You may have been asked this question before but that’s OK I’m going to ask it again; if you had access to a time machine, what would you use it for?

Sure, like ninety per cent of people will say the thing about Hitler and that’s fine I guess but I’m really scared about the butterfly effect issue (you know, you travel back in time and kill a butterfly accidentally, suddenly when you go back to the present now everything is underwater and we use mason jars both to breathe and for bathroom, so you better keep your breathin’ jar and your bathroomin’ jar clearly labeled) so I’m going to keep it real small. [Editor's Note: Your definition of the butterfly effect may vary.]

By ‘real small’ I mean I’m going to steal blueprints for the time machine and give it to myself, then invent it myself and get that Elon Musk money, then go find the guy who invented it and find him in an airport Bennigan's and sit down with him and steal his french fries and say ‘no one’s ever going to believe you, but I did steal the time machine idea from you’ and leave him there, but I’d also pay his bill and leave an envelope with like a five hundred thousand dollar check in it for him at the concierge, just to really mess with him.

That, or I’d go tell myself after the first quarter of Sunday’s game that everything’s was going to be better soon.

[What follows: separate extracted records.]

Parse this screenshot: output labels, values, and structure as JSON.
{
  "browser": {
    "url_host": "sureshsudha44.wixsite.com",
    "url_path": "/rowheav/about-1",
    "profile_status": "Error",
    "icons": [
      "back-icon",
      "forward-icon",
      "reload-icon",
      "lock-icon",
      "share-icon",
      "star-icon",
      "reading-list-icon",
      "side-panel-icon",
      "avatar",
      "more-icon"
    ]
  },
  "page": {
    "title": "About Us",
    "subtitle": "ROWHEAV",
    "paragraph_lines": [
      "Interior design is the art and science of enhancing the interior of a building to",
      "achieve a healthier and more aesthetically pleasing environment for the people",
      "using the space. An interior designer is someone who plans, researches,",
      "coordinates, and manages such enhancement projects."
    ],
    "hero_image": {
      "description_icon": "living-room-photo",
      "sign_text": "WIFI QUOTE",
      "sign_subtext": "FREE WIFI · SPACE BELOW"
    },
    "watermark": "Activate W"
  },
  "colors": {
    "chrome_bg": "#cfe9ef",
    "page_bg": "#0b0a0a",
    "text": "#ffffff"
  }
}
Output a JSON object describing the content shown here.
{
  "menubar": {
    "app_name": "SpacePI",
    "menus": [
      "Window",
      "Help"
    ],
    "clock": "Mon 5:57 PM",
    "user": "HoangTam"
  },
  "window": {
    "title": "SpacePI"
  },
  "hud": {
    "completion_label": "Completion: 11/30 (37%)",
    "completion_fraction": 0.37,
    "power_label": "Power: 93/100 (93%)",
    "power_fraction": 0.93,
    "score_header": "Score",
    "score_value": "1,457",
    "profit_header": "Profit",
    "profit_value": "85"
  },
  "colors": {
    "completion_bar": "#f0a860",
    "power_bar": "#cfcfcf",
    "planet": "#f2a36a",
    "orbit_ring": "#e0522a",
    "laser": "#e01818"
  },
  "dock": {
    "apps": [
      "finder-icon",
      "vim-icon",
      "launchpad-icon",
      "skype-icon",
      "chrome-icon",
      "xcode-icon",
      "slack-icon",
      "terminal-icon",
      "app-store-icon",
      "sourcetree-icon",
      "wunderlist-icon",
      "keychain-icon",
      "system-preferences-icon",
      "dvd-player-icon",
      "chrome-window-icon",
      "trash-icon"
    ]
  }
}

The Play: 10:38 in the 4th, Dallas up 21-17, San Francisco 1st and 10 at the SF 45

Earlier in the game, Blaine Gabbert had his way with the Dallas secondary, including torching a blitz for the team’s second TD of the day (and what was probably Dallas’ last six-plus man rush of the year, thanks guys). But the Dallas noose had been tightening, and Gabbert was becoming more and more, well, Gabberty as the day went on, but he still hadn’t had that back-snapping straw tossed onto his team. Yet.

On first and 10, Gabbert takes the shotgun snap, and has one read; Torrey Smith on a flag route. In truth, it looked like Smith might have had just enough of a step on Morris Claiborne (covering in what appears to be man) that a well-placed ball could have meant six points. It’s tough to say, exactly, because that spacing could be explained by Morris reading the throw with enough time to sag back to make the INT.

This ball was not well placed. It was thrown at least five yards short, so bad that Claiborne had to make an adjustment to catch it with his back shoulder at about the 15, when it should have hit Smith in his front shoulder at about the 10. It had an awfully 4A JV feel about it. Future generations will study the geometry of this pass to learn about real-world applications of the Pythagorean Theorem.

Claiborne casually returned it to the 35 and went safely out of bounds there (are you taking notes, Terrance Williams?), handing the ball to Dak Prescott with a 71.4% chance to win, up from 55.6 before Gabbert went and Gabbert’d.

A 7 yard first and 10 saw Dallas burn a timeout on 2nd and 3 at 77.9% likelihood to win. Then, Ezekiel Elliott, as he had been doing since Navorro Bowman went down with an achilles injury, took a zone left 26 yards to the SF 35, and Dallas sat at 83.7%.

And that’s how you swing win percentage by 28 points over three plays. The Cowboys likely could have punctuated the sequence with a 95%+ chance had they hit pay dirt on that drive, instead, a Dan Bailey short field goal left them with 90.3% chance. That's still pretty good, but let’s hope the Cowboys don't get into the habit of failing to get seven after the defense gives the offense the ball, because this defense is not going to do it much.